Entre as ações relacionadas a crimes ambientais está um processo instaurado na 11ª Vara Federal de Curitiba no dia 13 de agosto de 2016. Na ação, avaliada em R$ 40 milhões, o Ibama pede valores referentes a multas ambientais aplicadas pela operação de 89 estações de tratamento de esgoto que não possuem licença ambiental. Na avaliação dos advogados da Sanepar, a chance de perda é provável. Enquanto que na análise do impacto financeiro “a companhia suporta o valor da condenação”.
Esta é a mesma avaliação para um processo que tramita na 2ª Vara da Fazenda Púbica de Maringá desde 2015, pelo despejo de efluentes líquidos tratados fora dos parâmetros estabelecidos pelo Instituto Ambiental do Paraná (IAP) e portarias do Conselho Nacional do Meio Ambiente (Conama) na Estação de Tratamento de Esgoto Mandacaru. O valor estipulado no processo é de pouco mais de R$ 21 milhões. Assim como estes, existem outros propostos por entidades ambientais, Ministério Público e municípios que seguem a mesma linha.

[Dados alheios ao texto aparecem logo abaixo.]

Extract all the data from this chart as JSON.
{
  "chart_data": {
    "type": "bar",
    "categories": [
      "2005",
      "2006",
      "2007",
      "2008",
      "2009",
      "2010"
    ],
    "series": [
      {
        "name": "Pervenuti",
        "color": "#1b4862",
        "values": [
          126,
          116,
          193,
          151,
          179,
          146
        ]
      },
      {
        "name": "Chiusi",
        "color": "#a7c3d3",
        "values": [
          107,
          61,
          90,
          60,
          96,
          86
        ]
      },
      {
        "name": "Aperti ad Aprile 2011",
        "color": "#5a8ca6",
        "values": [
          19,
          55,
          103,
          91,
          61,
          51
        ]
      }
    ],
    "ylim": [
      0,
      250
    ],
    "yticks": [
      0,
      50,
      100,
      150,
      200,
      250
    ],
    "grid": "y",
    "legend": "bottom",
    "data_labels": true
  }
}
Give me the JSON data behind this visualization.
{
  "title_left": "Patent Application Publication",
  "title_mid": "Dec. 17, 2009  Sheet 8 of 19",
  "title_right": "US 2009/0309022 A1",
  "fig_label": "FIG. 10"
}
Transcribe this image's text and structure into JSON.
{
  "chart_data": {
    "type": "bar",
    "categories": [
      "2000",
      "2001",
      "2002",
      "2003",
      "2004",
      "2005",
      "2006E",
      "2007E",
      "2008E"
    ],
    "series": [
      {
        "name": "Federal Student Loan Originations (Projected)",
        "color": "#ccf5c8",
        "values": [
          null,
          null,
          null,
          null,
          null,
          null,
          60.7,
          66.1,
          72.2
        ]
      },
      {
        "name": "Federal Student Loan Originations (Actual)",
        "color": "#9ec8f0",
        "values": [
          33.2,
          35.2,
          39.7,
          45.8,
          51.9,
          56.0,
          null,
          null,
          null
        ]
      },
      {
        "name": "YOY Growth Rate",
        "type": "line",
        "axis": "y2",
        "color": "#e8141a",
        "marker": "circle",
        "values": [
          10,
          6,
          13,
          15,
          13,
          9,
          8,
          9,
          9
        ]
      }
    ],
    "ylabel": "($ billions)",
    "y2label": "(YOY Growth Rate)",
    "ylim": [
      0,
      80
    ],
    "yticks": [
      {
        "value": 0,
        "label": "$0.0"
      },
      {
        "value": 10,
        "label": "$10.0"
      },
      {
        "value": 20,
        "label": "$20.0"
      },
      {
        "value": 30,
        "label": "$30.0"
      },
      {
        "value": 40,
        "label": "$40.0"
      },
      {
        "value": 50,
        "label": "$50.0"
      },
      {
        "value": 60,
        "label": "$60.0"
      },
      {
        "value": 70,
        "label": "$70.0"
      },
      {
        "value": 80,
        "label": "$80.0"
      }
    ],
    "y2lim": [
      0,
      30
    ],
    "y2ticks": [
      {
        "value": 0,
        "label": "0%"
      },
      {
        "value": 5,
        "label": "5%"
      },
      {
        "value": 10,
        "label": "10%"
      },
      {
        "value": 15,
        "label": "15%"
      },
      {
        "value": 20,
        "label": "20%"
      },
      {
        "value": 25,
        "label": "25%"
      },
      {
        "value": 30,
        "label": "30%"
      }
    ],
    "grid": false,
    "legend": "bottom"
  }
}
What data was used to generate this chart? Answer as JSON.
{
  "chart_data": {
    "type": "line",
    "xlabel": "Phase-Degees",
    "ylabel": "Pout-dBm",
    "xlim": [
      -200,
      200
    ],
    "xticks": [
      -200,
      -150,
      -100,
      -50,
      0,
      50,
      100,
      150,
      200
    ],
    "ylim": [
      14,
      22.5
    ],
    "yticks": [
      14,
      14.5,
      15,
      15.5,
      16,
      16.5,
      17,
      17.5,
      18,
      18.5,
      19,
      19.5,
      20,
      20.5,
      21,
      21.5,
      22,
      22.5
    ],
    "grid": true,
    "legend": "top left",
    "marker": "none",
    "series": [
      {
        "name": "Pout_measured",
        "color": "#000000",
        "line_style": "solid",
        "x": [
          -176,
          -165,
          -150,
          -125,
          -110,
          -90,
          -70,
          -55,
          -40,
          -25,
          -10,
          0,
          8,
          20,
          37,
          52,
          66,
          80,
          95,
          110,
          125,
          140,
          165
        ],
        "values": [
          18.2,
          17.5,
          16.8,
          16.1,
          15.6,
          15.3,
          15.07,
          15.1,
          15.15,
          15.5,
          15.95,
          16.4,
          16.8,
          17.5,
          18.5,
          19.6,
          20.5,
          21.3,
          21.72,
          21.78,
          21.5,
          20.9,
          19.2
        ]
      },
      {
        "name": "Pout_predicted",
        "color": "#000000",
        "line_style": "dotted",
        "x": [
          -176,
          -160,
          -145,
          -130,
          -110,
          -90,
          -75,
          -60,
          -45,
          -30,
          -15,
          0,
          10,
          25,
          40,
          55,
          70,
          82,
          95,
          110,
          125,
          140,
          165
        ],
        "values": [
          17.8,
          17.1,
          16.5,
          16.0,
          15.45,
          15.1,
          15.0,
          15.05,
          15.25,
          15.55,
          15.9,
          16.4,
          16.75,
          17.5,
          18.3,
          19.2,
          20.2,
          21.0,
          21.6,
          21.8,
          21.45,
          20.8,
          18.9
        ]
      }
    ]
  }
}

Ao questionamento feito pela Gazeta do Povo se houve mudanças em procedimentos e práticas para evitar a repetição de autuações ambientais, a Sanepar respondeu por meio de nota que “entende que é uma empresa ambiental, vocacionada ao saneamento. Por isso, deve sempre priorizar processos de melhoria contínua. Atualmente, todo seu planejamento considera as questões ambientais. Dentro de um novo patamar de governança corporativa, em 2016, o Estatuto da Companhia foi revisado e incorporou diversas melhorias, incluindo evoluções de compliance ambiental. Outro avanço foi a implementação, também em 2016, do Sistema de Gestão de Riscos Ambientais, com base na ISO 31.000, para identificar, classificar e tratar os riscos ambientais potenciais”.
Além das multas federais, as estaduais
No passivo ambiental da Sanepar constam ainda uma série de autuações feitas pelo IAP. O órgão não soube precisar os valores. Em nota, afirmou que é possível dividir os autos lavrados em dois períodos, antes e depois de 2008. Isso porque até aquele ano era permitida a conversão de 90% da multa em prestação de serviços de preservação, melhoria e recuperação da qualidade do meio ambiente. “Todos os autos de infração lavrados na época já foram quitados por meio de pagamento parcelado ao Fundo Estadual do Meio Ambiente ou da conversão de seu pagamento em projetos de recuperação e preservação do meio ambiente, como criação de parques, por exemplo”, explicou o IAP.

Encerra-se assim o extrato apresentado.